Bruxelles

Des équipes de vigiles privés pour épauler le service Sûreté et contrôle de la Stib, une présence accrue de ces services dans les stations de métro à risque, un appel à la police : le gouvernement bruxellois, la direction et les syndicats de la Stib ont paré au plus pressé mardi afin de trouver une solution au problème récurrent de la sécurité sur le réseau de la Stib. Ce sont là des mesures temporaires dans l’attente de la confection d’un plan de sécurité. Il semble que le mot d’ordre des permanents soit plutôt favorablement accueilli au niveau des réseaux de surface (trams et bus). Des réactions plus négatives se sont fait entendre au niveau du métro où certains voudraient faire valoir également des revendications sociales et/ou barémiques. Les permanents des trois organisations syndicales ont répété qu’ils ne soutiendraient pas d’éventuelles actions.

Les trois acteurs ont décidé de ces mesures après une réunion convoquée en urgence après la grève qui a paralysé la Stib mardi après un incident. Car, comme le souligne le porte-parole de la Stib, Jean-Pierre Alvin, "le problème de la sécurité sur le réseau de la Stib est réel". Et de citer une augmentation de l’ordre de 20 à 30 % des agressions commises dans les transports publics bruxellois.
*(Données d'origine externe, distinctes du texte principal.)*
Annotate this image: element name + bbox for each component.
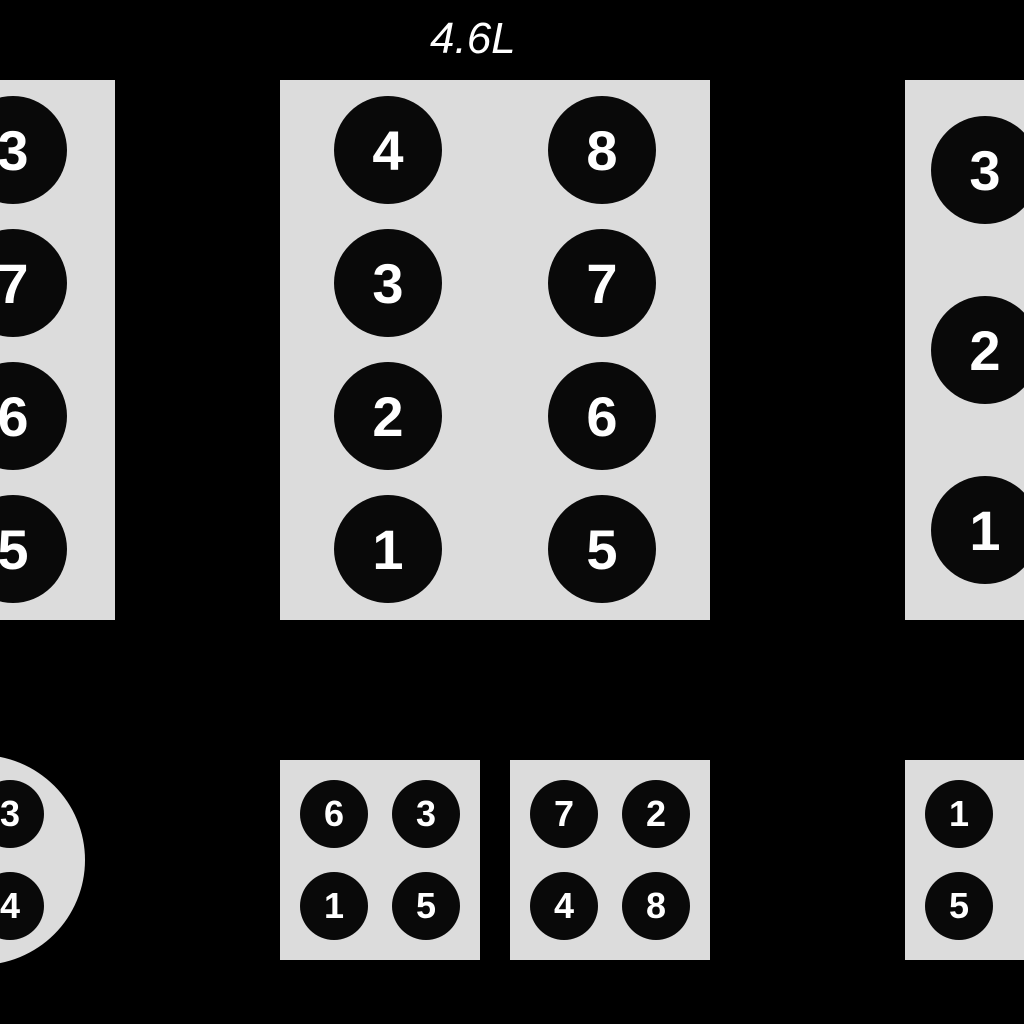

Cette hausse, comme le montrent les chiffres de l’année 2010 (voir tableau), ne touche pas que le personnel de la STIB.

"Tout le monde se dit à la STIB : "on ne peut pas continuer à travailler comme cela" . Le problème est similaire à celui qui s’était posé pour les accompagnateurs de train ou pour nos collègues du TEC à Charleroi. On ne peut pas dire en arrivant au travail : "serai-je ce soir dans mon lit ou dans un lit d’hôpital ?" C’est l’état d’esprit de certains de nos agents qui travaillent sur certaines lignes", dit M. Alvin qui tient ainsi à dissocier la question des responsabilités dans l’incident survenu à la station Roi Baudouin et le problème de l’insécurité.

Les incidents et agressions se concentrent particulièrement sur un axe à l’Ouest et au Nord-Ouest de Bruxelles, entre les stations Beekkant et Roi Baudouin. Un pavé avait ainsi été lancé il y a deux semaines à partir de la mezzanine sur un métro quittant la station Stuyvenbergh, brisant le pare-brise. Un conducteur de tram a eu la mâchoire fracturée au cours d’une agression. "De tels incidents sont quotidiens, même s’ils n’ont généralement pas cette gravité", relève M. Alvin.

Pour la direction de la Stib, ce qui manque est une présence humaine sur les lieux à risque. La vidéosurveillance a un effet dissuasif car elle permet de confondre des auteurs. Mais ce n’est pas suffisant. "Il faut une présence humaine dissuasive : des personnes, pas forcément armées, qui peuvent intervenir dans les quelques minutes. Elle doit être clairement renforcée à certaines heures et dans certains lieux."

A la suite des incidents récents, 22 équipes de deux personnes de la police fédérale étaient déjà adjointes temporairement aux 150 agents de la police fédérale du métro. Un nouvel appel a été lancé à la police fédérale et aux polices locales pour une présence accrue. La Stib contribuera à l’effort : les 300 personnes occupées dans son service Sûreté et contrôle seront davantage impliquées dans la sécurité au détriment du contrôle des tickets.

La Stib a enfin obtenu - à titre provisoire - le renfort de vigiles privés qu’elle réclamait depuis quelques semaines en raison de l’augmentation des agressions en 2010.

Toutefois, il faudra que l’ensemble de ces mesures soient avalisées par le comité de gestion de la Stib, prévient Ridouane Chahid (PS), vice-président de la société de transport. Ce qui coince ? Le recours au privé. Le socialiste répète son opposition à l’usage, même temporaire et exceptionnel, de sociétés de gardiennage pour assurer la sécurité sur le réseau bruxellois. "Un employé d’une entreprise publique n’a aucun pouvoir sur notre réseau en dehors d’une présence visible, plaide-t-il . S’il faut dépenser de l’argent, autant renforcer nos services publics et avoir des agents formés et sous le contrôle direct de la Stib. Mais en ce qui me concerne, la seule réponse à la violence, c’est la police. Ou va-t-on si chacun commence à faire sa petite police privée ?"

Pour l’opposition MR, Vincent De Wolf regrette le côté flou des mesures annoncées et ne se fait que peu d’illusion quant "aux vœux pieux" de l’accord d’hier.